104. Het argument van de Commissie dat etikettering in dergelijke gevallen een minder onevenredige maatregel is dan een verbod, kan mij niet overtuigen. Ik zie namelijk niet in welke vermeldingen op het etiket zouden moeten staan. Zou een product waarvan in de reclameboodschappen wordt beweerd dat het de stofwisseling van futloze personen bevordert, nog verkoopbaar zijn indien op het etiket zou staan: „Let op! Het is niet bewezen dat dit product uw stofwisseling stimuleert”?

105. Ik ben derhalve van mening dat de Commissie niet heeft aangetoond dat er in dit geval sprake is van niet-nakoming.

106. Vervolgens verwijst de Commissie naar twee andere adviezen van de CSHPF van 10 september 1996, waarvan het ene betrekking heeft op met vitaminen verrijkte suikerwaren en dranken, en het andere op zogenoemde energiedranken.

107. In het advies over energiedranken staat onder meer het volgende:

„De [CSHPF] is bezorgd over de huidige verspreiding van en reclame voor zogenoemde energiedranken die als dranken voor dagelijks gebruik worden aangeboden. Hoewel er geen klassiek toxicologisch bezwaar tegen dit soort producten bestaat, moet worden gewezen op de risico’s van:

–      overschrijding van de veiligheidsdrempels voor bepaalde vitaminen. Dit risico is des te groter omdat aan andere producten, zoals suikerwaren, ook vitaminen zijn toegevoegd;

–      een te hoog cafeïneverbruik: belastend voor hart en bloedvaten (aritmie, verhoogde bloeddruk), neuropsychologische gevolgen (overbeweeglijkheid, agressiviteit, slapeloosheid, aanleiding tot gebruik van kalmeringsmiddelen), problemen met het calcium-fosformetabolisme (verlies van calcium).
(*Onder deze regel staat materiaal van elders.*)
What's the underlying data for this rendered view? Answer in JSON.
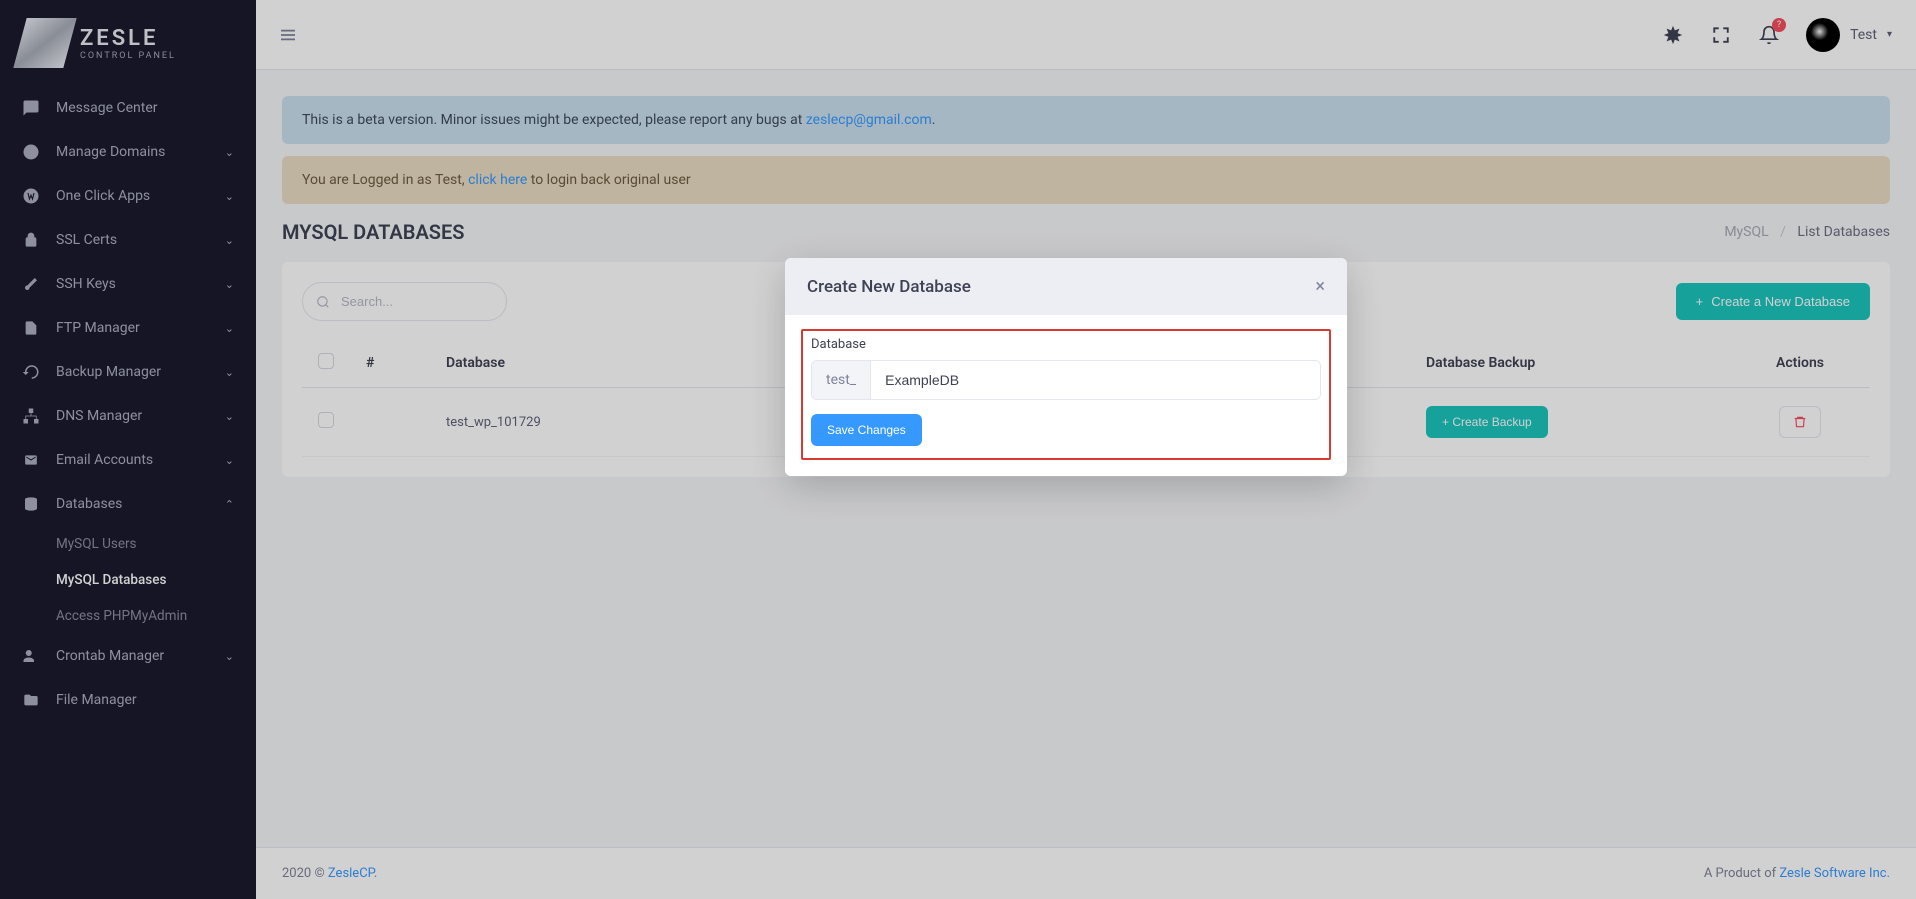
{
  "brand": {
    "name": "ZESLE",
    "tagline": "CONTROL PANEL"
  },
  "sidebar": {
    "items": [
      {
        "label": "Message Center",
        "icon": "message-icon",
        "expandable": false
      },
      {
        "label": "Manage Domains",
        "icon": "globe-icon",
        "expandable": true
      },
      {
        "label": "One Click Apps",
        "icon": "wordpress-icon",
        "expandable": true
      },
      {
        "label": "SSL Certs",
        "icon": "lock-icon",
        "expandable": true
      },
      {
        "label": "SSH Keys",
        "icon": "key-icon",
        "expandable": true
      },
      {
        "label": "FTP Manager",
        "icon": "file-icon",
        "expandable": true
      },
      {
        "label": "Backup Manager",
        "icon": "history-icon",
        "expandable": true
      },
      {
        "label": "DNS Manager",
        "icon": "sitemap-icon",
        "expandable": true
      },
      {
        "label": "Email Accounts",
        "icon": "mail-icon",
        "expandable": true
      },
      {
        "label": "Databases",
        "icon": "database-icon",
        "expandable": true,
        "expanded": true
      },
      {
        "label": "Crontab Manager",
        "icon": "users-icon",
        "expandable": true
      },
      {
        "label": "File Manager",
        "icon": "folder-icon",
        "expandable": false
      }
    ],
    "db_sub": [
      {
        "label": "MySQL Users",
        "active": false
      },
      {
        "label": "MySQL Databases",
        "active": true
      },
      {
        "label": "Access PHPMyAdmin",
        "active": false
      }
    ]
  },
  "topbar": {
    "notification_badge": "?",
    "user_name": "Test"
  },
  "alerts": {
    "beta_pre": "This is a beta version. Minor issues might be expected, please report any bugs at ",
    "beta_email": "zeslecp@gmail.com",
    "beta_post": ".",
    "login_pre": "You are Logged in as Test, ",
    "login_link": "click here",
    "login_post": " to login back original user"
  },
  "page": {
    "title": "MYSQL DATABASES",
    "crumb_root": "MySQL",
    "crumb_current": "List Databases",
    "search_placeholder": "Search...",
    "create_btn": "Create a New Database"
  },
  "table": {
    "cols": {
      "idx": "#",
      "db": "Database",
      "backup": "Database Backup",
      "actions": "Actions"
    },
    "rows": [
      {
        "db": "test_wp_101729",
        "backup_btn": "Create Backup"
      }
    ]
  },
  "modal": {
    "title": "Create New Database",
    "field_label": "Database",
    "prefix": "test_",
    "value": "ExampleDB",
    "save": "Save Changes"
  },
  "footer": {
    "left_pre": "2020 © ",
    "left_link": "ZesleCP",
    "left_post": ".",
    "right_pre": "A Product of ",
    "right_link": "Zesle Software Inc."
  }
}
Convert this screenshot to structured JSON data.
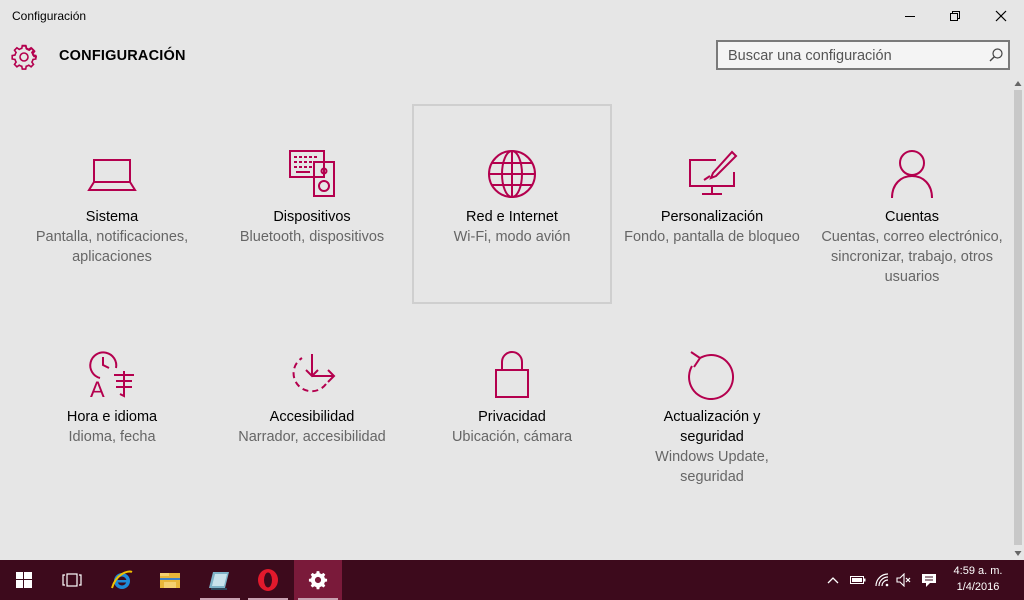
{
  "window": {
    "title": "Configuración"
  },
  "header": {
    "title": "CONFIGURACIÓN"
  },
  "search": {
    "placeholder": "Buscar una configuración"
  },
  "accent_color": "#b4004e",
  "tiles": [
    {
      "name": "Sistema",
      "desc": "Pantalla, notificaciones, aplicaciones",
      "icon": "laptop-icon"
    },
    {
      "name": "Dispositivos",
      "desc": "Bluetooth, dispositivos",
      "icon": "devices-icon"
    },
    {
      "name": "Red e Internet",
      "desc": "Wi-Fi, modo avión",
      "icon": "globe-icon"
    },
    {
      "name": "Personalización",
      "desc": "Fondo, pantalla de bloqueo",
      "icon": "personalization-icon"
    },
    {
      "name": "Cuentas",
      "desc": "Cuentas, correo electrónico, sincronizar, trabajo, otros usuarios",
      "icon": "person-icon"
    },
    {
      "name": "Hora e idioma",
      "desc": "Idioma, fecha",
      "icon": "time-language-icon"
    },
    {
      "name": "Accesibilidad",
      "desc": "Narrador, accesibilidad",
      "icon": "ease-of-access-icon"
    },
    {
      "name": "Privacidad",
      "desc": "Ubicación, cámara",
      "icon": "lock-icon"
    },
    {
      "name": "Actualización y seguridad",
      "desc": "Windows Update, seguridad",
      "icon": "update-icon"
    }
  ],
  "taskbar": {
    "items": [
      "start-icon",
      "task-view-icon",
      "internet-explorer-icon",
      "file-explorer-icon",
      "app-icon",
      "opera-icon",
      "settings-icon"
    ]
  },
  "clock": {
    "time": "4:59 a. m.",
    "date": "1/4/2016"
  }
}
Bovendien is sprake van bedrieglijke reclame, gebaseerd op misleidende beweringen, aangezien het niet om energiedranken in strikte zin gaat, maar om producten die een stimulerend middel, cafeïne, en een zogenaamd beschermende stof (taurine, glucuronzuur) bevatten. Geen enkele studie heeft tot dusverre aangetoond dat dit zogenaamde beschermende effect daadwerkelijk bestaat. Bovendien zijn deze stoffen tot op heden nog niet toegestaan in de voeding.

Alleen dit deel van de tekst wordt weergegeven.